No hizo nada de lo que suelen hacer los demás.
Simplemente se giró y me señaló.
A mí.
Desde el campo, con la respiración agitada, el sol dándole en la cara y el mundo rugiendo detrás.
Me señaló. Y eso fue suficiente.
Sentí cómo se me cerraba el estómago. Cómo me temblaban los dedos.
Porque sabía lo que quería decir.
Porque, joder, era tan Tadgh que no hacía falta más.
Me quedé sentada, con las piernas cruzadas y el corazón en la garganta.
Sonreí. Un poco. Solo para mí.
Pero duró poco.
Minutos después, le hicieron una falta.
Una de esas asquerosas.
Lo empujaron por detrás con el cuerpo en carrera, directo al suelo.
Tadgh se levantó con la mirada encendida, con la furia a punto de estallar.
Y cuando el otro jugador le dijo algo —no supe qué—, no se lo pensó.
Saltó sobre él como si lo estuviera esperando.
Lo tumbó.
Puñetazo directo a la cara. Después otro.
Un árbitro intentó separarlos. Dos compañeros más.
Pero Tadgh no estaba escuchando a nadie.
Me levanté de golpe. Los gritos aumentaron, la tensión también.
Vi al entrenador gritarle desde el lateral.
Vi cómo se llevaban al otro chico sangrando de la boca.
Y vi cómo Tadgh se alejaba del campo, expulsado.
Con el labio partido, las manos ensangrentadas y los ojos ardiendo.
No volvió a mirar hacia las gradas. Y aun así, yo supe que me dolía más a mí que a él.
Esperé a que todo acabara, a que la gente se calmara, a que nadie más me viera bajar las escaleras del estadio y meterme en los pasillos que llevaban a los vestuarios.
La puerta estaba entreabierta, y allí estaba él.
Tadgh estaba sentado en el banco de listones de madera, sin más ropa que los pantalones cortos deportivos de entreno.
Tenía el cuerpo tenso y las heridas de lucha todavía marcadas en cada centímetro de su piel.
La espalda llena de roces, los nudillos abiertos, el labio partido.
Se estaba vendando la muñeca con cinta deportiva.
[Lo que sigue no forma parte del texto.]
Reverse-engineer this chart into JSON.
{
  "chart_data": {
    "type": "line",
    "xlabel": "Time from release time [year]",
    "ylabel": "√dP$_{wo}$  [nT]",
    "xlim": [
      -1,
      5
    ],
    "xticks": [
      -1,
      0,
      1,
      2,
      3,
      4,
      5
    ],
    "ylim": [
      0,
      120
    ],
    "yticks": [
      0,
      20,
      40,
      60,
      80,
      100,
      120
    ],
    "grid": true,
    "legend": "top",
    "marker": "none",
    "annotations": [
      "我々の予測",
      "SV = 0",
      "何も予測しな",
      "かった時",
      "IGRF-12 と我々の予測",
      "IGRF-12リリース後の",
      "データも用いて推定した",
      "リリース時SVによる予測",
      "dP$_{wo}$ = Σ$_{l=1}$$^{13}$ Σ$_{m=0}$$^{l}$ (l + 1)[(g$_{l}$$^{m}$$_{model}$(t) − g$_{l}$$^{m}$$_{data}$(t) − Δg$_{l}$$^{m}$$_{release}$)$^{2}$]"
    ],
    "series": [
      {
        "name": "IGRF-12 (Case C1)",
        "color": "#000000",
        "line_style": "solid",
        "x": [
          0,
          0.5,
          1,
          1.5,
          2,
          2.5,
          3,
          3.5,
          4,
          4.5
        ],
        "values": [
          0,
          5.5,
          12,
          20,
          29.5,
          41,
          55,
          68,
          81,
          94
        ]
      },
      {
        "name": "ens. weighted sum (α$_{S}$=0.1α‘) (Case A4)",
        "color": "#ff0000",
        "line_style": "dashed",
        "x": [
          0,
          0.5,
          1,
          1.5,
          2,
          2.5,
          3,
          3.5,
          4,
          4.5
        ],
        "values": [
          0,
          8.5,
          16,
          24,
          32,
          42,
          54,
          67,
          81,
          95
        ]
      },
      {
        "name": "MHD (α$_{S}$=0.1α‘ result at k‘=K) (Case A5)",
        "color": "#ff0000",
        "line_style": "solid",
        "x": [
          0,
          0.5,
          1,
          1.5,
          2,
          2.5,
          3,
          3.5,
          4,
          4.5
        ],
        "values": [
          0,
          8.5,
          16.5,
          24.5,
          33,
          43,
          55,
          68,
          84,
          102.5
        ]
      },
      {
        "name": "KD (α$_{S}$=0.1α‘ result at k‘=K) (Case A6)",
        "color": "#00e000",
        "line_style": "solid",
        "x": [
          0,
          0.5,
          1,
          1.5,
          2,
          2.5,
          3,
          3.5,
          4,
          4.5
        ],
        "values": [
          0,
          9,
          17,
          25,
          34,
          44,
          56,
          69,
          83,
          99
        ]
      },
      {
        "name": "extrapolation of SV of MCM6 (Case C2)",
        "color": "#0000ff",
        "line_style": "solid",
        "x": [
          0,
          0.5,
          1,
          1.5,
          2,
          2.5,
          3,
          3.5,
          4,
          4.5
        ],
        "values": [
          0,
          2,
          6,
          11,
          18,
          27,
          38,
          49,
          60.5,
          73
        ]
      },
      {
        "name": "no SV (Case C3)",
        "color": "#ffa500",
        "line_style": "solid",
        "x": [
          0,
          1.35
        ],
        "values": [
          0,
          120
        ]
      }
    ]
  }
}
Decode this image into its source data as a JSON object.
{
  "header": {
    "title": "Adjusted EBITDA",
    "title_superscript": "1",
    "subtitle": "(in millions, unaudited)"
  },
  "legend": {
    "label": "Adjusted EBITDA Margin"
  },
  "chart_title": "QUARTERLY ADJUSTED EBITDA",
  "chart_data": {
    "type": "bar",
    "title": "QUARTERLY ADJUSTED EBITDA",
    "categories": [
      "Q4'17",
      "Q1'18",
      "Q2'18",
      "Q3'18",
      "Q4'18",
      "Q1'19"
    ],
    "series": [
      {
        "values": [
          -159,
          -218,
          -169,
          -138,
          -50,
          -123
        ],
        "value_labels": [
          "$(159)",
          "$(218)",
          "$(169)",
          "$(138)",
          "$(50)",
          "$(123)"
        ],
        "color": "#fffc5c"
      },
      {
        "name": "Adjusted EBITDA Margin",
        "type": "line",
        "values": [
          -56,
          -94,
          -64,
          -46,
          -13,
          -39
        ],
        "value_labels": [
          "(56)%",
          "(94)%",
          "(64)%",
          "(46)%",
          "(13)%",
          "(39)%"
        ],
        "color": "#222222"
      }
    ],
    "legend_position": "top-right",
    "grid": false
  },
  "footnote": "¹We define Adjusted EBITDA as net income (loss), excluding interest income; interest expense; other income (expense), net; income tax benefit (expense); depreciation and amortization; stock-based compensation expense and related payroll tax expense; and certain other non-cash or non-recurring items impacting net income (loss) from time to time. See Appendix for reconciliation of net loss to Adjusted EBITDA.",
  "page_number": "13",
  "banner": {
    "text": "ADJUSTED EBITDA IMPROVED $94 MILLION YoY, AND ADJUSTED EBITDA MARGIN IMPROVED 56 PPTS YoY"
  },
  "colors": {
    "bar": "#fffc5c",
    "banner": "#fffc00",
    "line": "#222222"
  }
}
Sin apuro, sin ayuda.
—Podrías haberle matado —dije desde la puerta, sin entrar del todo.
No se sorprendió. Ni se giró.
—Podría haberlo merecido.
Me crucé de brazos. Me apoyé en la pared.
—El gol fue precioso.
Entonces sí giró la cabeza.
—Era para ti —dijo. Y por cómo lo dijo, supe que era verdad.
Me acerqué, sin prisa.
Me senté a su lado en el banco.
—¿Y la pelea también me la dedicabas?
Me miró de reojo. Tenía la mirada cansada. El orgullo magullado.
—No. Eso fue para mí.
No dije nada, solo saqué un pañuelo del bolsillo de la chaqueta y se lo pasé por los nudillos, despacio, como si limpiar su sangre pudiera calmar algo más.
—Mi madre va a flipar cuando vea la camiseta —murmuré.
—No la verá. La quemaré antes.
Sonreí. Él también.
—Me miraste como si el mundo se detuviera —susurré.
Tadgh bajó la cabeza. Cerró los ojos.
—Porque lo hizo.
Y entonces, aunque no se lo dije, sentí que todo en mí también se detenía.
Me quedé mirándole las manos un rato más.
Las suyas siempre habían sido grandes, ásperas, algo torpes para todo lo que no fuera sostener un hurley.
Pero en ese momento estaban quietas.
Solo eso.
Y yo ya no sabía qué hacer con tanto temblor por dentro.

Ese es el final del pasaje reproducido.